If the sun loved me, I wouldn’t hesitate to strap on wings and fly all the way across the universe. I’d open my arms and welcome the burn.

It’s better than the alternative: cold, alone, empty.

To the sun: Burn me up. Love me. Swallow me whole.

I’m not going to judge my writing from almost a year ago. I still remember scribbling this all in one go. Poetry and flash fiction both satisfy something deep inside me. For this one, I was curled up in the floor of the bathroom. Mom was gone, and I was that alternative. So fucking empty.

There was a storm outside. The thunder boomed and echoed in the trailer, and the rain pelting down on the metal roof made everything louder.

It was the first time I remember feeling afraid in my own home.

We had recently sold our television, so there was nothing to drown out the sounds. At least in the bathroom, there were no windows. I stared at the crack under the door and watched it periodically flash as lightning hit.
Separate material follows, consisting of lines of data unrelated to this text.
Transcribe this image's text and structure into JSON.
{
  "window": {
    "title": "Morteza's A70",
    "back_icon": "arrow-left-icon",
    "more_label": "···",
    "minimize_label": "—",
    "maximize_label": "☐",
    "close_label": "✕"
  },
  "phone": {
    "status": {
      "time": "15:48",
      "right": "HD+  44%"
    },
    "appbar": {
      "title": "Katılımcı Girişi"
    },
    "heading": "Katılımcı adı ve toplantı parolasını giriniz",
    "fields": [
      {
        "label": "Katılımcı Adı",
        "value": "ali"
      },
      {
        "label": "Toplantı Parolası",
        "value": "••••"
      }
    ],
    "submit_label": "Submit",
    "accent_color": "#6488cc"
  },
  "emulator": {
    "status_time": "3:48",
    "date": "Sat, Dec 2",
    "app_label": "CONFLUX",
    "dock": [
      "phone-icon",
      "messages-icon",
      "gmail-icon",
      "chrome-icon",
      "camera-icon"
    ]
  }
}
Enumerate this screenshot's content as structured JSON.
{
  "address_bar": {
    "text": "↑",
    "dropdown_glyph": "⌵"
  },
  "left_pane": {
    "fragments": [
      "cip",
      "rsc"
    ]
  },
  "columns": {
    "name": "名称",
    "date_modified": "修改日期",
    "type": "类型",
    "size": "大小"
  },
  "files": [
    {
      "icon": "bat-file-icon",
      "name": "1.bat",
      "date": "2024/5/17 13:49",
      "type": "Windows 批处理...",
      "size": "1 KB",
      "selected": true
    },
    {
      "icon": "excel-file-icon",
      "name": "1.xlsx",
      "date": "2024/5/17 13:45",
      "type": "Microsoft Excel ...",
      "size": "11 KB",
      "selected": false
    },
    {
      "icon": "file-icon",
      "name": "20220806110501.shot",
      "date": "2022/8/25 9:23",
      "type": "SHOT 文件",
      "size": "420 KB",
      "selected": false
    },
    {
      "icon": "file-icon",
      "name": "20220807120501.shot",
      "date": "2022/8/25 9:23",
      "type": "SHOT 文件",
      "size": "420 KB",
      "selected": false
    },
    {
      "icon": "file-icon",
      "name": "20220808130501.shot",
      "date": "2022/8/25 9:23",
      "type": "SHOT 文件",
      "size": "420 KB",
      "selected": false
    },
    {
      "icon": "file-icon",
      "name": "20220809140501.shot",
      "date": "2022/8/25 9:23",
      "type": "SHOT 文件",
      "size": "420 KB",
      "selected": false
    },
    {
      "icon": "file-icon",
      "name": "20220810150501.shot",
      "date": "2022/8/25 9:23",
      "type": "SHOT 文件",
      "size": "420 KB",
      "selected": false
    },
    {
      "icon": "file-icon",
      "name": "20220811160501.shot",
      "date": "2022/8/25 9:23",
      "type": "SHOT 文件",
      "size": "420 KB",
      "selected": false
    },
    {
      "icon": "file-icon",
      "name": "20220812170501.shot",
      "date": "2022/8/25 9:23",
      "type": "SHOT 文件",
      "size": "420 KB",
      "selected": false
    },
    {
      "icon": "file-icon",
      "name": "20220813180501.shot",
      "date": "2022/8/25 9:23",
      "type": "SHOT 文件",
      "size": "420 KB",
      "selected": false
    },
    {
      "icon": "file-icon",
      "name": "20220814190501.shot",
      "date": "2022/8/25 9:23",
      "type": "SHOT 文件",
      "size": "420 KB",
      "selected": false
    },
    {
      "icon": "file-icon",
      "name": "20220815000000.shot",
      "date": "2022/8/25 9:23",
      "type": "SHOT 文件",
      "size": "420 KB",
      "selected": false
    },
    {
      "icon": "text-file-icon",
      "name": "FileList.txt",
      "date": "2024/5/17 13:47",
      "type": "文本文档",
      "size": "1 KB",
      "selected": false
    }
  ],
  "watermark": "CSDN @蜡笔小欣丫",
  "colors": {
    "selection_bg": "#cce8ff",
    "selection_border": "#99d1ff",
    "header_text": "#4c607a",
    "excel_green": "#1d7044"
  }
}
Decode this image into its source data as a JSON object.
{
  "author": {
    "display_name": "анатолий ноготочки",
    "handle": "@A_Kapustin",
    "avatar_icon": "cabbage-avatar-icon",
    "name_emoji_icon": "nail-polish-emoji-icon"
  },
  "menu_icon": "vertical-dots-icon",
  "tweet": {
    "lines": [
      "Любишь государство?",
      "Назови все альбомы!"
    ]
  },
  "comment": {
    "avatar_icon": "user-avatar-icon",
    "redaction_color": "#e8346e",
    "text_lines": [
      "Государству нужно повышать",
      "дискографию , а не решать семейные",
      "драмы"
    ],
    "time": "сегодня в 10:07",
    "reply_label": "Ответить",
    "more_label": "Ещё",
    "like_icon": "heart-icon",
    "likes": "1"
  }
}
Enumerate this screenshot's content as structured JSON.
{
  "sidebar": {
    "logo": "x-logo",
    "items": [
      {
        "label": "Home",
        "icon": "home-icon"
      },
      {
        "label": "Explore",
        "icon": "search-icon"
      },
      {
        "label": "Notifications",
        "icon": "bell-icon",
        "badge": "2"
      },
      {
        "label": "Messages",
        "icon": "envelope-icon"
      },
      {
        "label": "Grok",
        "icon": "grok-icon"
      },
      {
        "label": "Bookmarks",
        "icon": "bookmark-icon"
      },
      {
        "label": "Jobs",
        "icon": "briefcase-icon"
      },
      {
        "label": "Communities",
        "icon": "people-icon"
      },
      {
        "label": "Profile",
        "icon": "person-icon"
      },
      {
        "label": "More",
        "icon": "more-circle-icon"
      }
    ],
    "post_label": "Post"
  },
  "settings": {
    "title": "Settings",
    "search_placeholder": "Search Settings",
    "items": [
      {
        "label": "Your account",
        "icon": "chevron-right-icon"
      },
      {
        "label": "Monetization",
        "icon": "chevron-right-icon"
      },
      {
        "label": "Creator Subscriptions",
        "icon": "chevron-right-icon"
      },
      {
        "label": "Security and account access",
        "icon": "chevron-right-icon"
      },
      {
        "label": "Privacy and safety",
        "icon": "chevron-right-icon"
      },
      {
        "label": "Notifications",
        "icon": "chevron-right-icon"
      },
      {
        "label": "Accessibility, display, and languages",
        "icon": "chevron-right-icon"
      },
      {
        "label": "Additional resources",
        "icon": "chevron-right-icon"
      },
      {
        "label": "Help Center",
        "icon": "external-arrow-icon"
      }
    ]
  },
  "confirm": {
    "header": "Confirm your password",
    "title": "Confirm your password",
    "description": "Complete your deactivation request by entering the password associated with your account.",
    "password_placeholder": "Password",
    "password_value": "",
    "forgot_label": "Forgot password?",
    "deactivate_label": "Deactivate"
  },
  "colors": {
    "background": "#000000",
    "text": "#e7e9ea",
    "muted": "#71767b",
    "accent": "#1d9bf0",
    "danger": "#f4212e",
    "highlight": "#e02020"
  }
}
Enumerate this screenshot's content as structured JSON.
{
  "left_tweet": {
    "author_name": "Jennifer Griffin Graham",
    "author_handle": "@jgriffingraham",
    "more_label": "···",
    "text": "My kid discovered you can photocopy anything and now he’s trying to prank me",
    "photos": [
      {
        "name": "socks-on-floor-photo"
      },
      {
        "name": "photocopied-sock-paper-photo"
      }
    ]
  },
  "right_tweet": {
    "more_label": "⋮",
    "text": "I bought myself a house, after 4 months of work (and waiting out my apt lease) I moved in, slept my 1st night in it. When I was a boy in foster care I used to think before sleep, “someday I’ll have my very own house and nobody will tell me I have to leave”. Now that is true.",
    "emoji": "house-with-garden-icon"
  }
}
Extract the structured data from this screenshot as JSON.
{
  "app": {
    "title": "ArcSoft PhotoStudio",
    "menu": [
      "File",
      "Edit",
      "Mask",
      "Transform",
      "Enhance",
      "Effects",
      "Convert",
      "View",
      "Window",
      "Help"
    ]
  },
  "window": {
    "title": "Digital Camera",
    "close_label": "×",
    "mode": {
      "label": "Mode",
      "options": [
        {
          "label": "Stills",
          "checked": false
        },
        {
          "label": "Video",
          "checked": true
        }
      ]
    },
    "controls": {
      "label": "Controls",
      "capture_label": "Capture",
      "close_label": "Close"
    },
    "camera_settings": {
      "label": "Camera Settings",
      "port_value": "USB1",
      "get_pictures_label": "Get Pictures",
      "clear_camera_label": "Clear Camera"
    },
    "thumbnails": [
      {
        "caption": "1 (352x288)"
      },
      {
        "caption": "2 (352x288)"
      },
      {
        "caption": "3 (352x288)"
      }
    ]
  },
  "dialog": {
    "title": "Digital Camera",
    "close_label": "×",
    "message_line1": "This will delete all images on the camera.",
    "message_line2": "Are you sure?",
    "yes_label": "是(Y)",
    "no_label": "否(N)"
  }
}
My mind, back then, turned to my mother. Where she was, who she was with. It was the summer before my first semester at St. James University, and she was gone again . I hated the choking fear that accompanied thoughts of leaving her.

Just six months prior, she had been fired from her job. It left us even tighter on money, even when I got a waitressing gig at the local bar. I wasn’t old enough to bartend—young for an upcoming college freshman at seventeen—and I couldn’t deliver alcohol to the tables. It meant I had to share my tips with the waitresses who could deliver liquor.

But it was money coming in. Money that went to rent and utilities and food and clothes. That job was how I eventually afforded my first crappy car.

Without me, I didn’t know how she could survive.

So I arranged an on-campus job in the financial aid office and sent home almost all of my paychecks to her. Because even while I was here, she was there, and no better off than when I lived with her.

I rub my eyes again, dragging myself out of memories.

This is why I need to find her. Because she can’t function on her own. She could be in a homeless shelter or the hospital. What if she got hit by a car and is in a coma?

What if the hospital couldn’t get through to me because my fucking voicemail is constantly full of vulgar messages from blocked numbers, and I stopped answering calls from people outside of my contacts? What if they have no way to ID her, so she’s just an unknown Jane Doe in their system? Forever?

I’m spiraling.

I don’t answer L. and I throw my notebook back in the drawer. My case of charcoal follows it. I kick it shut and stride away. It’s better to leave my feelings on the page, in the dark, than relive them.